Après avoir terminé cette grande Histoire romaine dont les monumentales proportions semblaient défier les forces d’un seul homme, M. Victor Duruy ne s’est point reposé ; et le voici qui nous rend aujourd’hui l’Histoire des Grecs depuis les temps les plus reculés jusqu’à la réduction de la Grèce en province romaine. Le plan général en est le même que celui de l’Histoire des Romains ; l’illustration, d’après les monumens, en est conçue dans le même esprit ; quant au texte, nos lecteurs ont déjà pu en juger et l’apprécier eux-mêmes. Mais pourquoi nous refuserions-nous le plaisir de dire que ce que nous admirons peut-être le plus dans ce beau livre, c’est la sûreté de coup d’œil et la liberté de jugement, c’est la vigueur d’esprit et la vivacité de cœur dont l’auteur y fait preuve, à chaque page, presque à chaque ligne, et, après cinquante ans de labeur ininterrompu, l’ardeur d’un jeune homme au travail ?

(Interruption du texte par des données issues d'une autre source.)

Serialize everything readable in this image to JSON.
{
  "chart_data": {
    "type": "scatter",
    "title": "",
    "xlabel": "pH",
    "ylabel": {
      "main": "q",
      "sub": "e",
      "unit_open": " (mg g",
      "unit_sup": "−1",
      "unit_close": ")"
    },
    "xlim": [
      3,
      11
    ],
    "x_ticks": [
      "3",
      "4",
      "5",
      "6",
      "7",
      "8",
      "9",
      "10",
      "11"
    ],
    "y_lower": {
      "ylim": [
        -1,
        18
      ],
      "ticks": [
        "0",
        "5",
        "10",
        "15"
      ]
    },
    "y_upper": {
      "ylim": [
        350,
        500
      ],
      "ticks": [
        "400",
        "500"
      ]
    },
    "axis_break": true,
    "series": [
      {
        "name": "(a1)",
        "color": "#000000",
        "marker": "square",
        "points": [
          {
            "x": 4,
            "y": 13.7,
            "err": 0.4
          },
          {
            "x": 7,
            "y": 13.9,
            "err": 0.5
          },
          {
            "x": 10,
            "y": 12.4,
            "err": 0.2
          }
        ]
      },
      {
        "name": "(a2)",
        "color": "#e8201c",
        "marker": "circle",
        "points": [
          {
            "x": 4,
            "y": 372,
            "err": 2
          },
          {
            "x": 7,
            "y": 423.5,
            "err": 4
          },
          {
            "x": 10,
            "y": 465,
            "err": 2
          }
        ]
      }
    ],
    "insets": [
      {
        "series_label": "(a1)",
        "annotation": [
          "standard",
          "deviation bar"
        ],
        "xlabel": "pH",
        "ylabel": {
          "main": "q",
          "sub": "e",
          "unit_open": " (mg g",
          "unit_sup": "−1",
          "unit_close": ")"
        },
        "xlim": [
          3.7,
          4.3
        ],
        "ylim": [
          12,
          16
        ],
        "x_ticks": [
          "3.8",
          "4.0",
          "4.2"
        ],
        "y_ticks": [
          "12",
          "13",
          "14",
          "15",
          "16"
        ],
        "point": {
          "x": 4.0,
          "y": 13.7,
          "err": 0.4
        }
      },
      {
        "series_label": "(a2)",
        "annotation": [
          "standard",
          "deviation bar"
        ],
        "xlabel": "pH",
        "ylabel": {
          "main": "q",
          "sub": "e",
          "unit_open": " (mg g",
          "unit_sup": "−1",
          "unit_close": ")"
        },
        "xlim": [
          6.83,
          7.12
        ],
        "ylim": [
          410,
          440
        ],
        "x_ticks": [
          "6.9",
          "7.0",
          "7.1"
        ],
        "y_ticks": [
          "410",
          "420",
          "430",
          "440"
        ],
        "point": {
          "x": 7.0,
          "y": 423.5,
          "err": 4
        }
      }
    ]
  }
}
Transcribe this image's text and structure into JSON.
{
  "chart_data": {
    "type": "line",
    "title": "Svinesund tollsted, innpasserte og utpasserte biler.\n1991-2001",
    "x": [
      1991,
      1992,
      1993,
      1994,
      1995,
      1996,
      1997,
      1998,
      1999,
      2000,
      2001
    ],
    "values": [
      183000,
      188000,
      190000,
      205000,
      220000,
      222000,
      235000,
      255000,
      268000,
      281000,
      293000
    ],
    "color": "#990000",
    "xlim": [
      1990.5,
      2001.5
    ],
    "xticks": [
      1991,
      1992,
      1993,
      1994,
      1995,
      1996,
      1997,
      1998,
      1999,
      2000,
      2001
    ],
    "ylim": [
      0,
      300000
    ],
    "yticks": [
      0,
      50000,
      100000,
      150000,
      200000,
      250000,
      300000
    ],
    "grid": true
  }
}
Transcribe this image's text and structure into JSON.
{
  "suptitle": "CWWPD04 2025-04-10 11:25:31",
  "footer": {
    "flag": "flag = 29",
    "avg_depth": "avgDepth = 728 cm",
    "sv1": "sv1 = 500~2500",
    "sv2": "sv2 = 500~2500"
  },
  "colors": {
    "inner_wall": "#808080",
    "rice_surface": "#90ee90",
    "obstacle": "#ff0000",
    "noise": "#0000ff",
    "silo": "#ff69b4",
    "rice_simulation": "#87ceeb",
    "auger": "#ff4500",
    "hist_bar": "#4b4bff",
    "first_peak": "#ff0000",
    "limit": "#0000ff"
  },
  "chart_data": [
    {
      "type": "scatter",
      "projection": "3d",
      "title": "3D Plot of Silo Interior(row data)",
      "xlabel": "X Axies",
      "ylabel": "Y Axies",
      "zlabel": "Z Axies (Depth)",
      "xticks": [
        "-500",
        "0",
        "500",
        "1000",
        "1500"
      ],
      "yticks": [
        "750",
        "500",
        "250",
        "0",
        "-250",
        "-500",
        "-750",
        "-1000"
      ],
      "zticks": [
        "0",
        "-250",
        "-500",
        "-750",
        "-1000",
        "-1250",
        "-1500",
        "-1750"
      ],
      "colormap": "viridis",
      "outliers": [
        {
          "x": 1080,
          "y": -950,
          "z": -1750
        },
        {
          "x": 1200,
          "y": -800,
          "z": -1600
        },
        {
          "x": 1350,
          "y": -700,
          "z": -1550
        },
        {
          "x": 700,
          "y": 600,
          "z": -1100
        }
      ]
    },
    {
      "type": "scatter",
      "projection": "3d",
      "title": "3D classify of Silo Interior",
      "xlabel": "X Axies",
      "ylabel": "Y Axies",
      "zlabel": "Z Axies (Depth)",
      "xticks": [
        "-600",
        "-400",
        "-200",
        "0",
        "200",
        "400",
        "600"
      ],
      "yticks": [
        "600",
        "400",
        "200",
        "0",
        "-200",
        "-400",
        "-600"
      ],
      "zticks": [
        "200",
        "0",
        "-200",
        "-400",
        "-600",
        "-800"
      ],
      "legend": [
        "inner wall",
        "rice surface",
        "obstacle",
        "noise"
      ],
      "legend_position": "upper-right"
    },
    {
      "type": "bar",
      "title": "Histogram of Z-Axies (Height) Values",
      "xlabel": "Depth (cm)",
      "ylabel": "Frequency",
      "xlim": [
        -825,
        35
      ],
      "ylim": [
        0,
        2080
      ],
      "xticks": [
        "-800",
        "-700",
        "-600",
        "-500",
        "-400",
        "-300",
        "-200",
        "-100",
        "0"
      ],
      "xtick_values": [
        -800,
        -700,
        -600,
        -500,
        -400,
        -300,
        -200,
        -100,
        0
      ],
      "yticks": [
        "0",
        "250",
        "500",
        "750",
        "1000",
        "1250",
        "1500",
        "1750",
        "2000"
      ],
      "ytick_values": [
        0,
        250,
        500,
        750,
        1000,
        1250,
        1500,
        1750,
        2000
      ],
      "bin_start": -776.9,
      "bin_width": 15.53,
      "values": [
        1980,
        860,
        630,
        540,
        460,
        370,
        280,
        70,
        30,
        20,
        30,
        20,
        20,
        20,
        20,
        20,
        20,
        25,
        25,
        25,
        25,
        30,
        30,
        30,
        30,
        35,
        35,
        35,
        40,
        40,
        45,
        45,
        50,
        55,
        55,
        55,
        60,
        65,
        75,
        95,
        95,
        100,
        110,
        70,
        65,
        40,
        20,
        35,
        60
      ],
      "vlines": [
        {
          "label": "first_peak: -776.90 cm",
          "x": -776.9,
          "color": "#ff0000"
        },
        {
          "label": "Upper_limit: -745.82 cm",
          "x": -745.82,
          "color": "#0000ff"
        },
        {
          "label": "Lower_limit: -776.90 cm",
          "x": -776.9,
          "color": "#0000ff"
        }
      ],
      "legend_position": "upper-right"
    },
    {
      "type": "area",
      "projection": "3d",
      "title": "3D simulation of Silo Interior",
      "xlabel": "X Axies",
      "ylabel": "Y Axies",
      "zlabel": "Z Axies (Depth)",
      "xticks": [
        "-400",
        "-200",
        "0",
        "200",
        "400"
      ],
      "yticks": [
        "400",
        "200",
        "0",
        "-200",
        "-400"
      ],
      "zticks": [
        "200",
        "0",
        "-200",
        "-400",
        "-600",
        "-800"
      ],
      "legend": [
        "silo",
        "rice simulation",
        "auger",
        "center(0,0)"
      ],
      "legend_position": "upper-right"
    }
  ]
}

L’Histoire de l’art dans l’antiquité, par MM. George Perrot et Charles Chipiez, ne devait pas former dans l’origine plus de trois ou quatre volumes, mais à mesure que les savans auteurs avançaient dans leur tâche, ils ont vu leur sujet s’étendre comme de lui-même, s’agrandir et s’élargir devant eux. Qui s’en plaindra ? Ce ne sont pas les lecteurs de leurs premiers volumes, et encore moins ceux du volume qu’ils nous donnent aujourd’hui, si complet et si neuf : Judée, Sardaigne, Asie-Mineure. MM. Perrot et Chipiez ne font-ils pas peut-être dans leur Histoire de l’art une part trop large à l’architecture ? C’est la seule critique que nous oserions leur soumettre, ayant d’ailleurs nos idées à nous sur l’architecture ; et encore, et avec raison, nous répondraient-ils qu’ils n’en peuvent mais, si l’art judaïque, par exemple, est comme enfermé tout entier dans la monographie du Temple de Salomon. Contentons-nous donc de répéter qu’un tel ouvrage nous manquait, non-seulement à nous, Français, mais à la littérature de l’Europe savante, et de souhaiter, non pas son prompt, mais, au contraire, son lent achèvement. Car de pareils ouvrages ne s’improvisent point ; et, en même temps que charmé, on est effrayé de ce qu’une telle Histoire doit coûter de recherches, comme de ce que les auteurs y auront mis de labeur, de persévérance, et de talent quand l’œuvre approchera de son terme.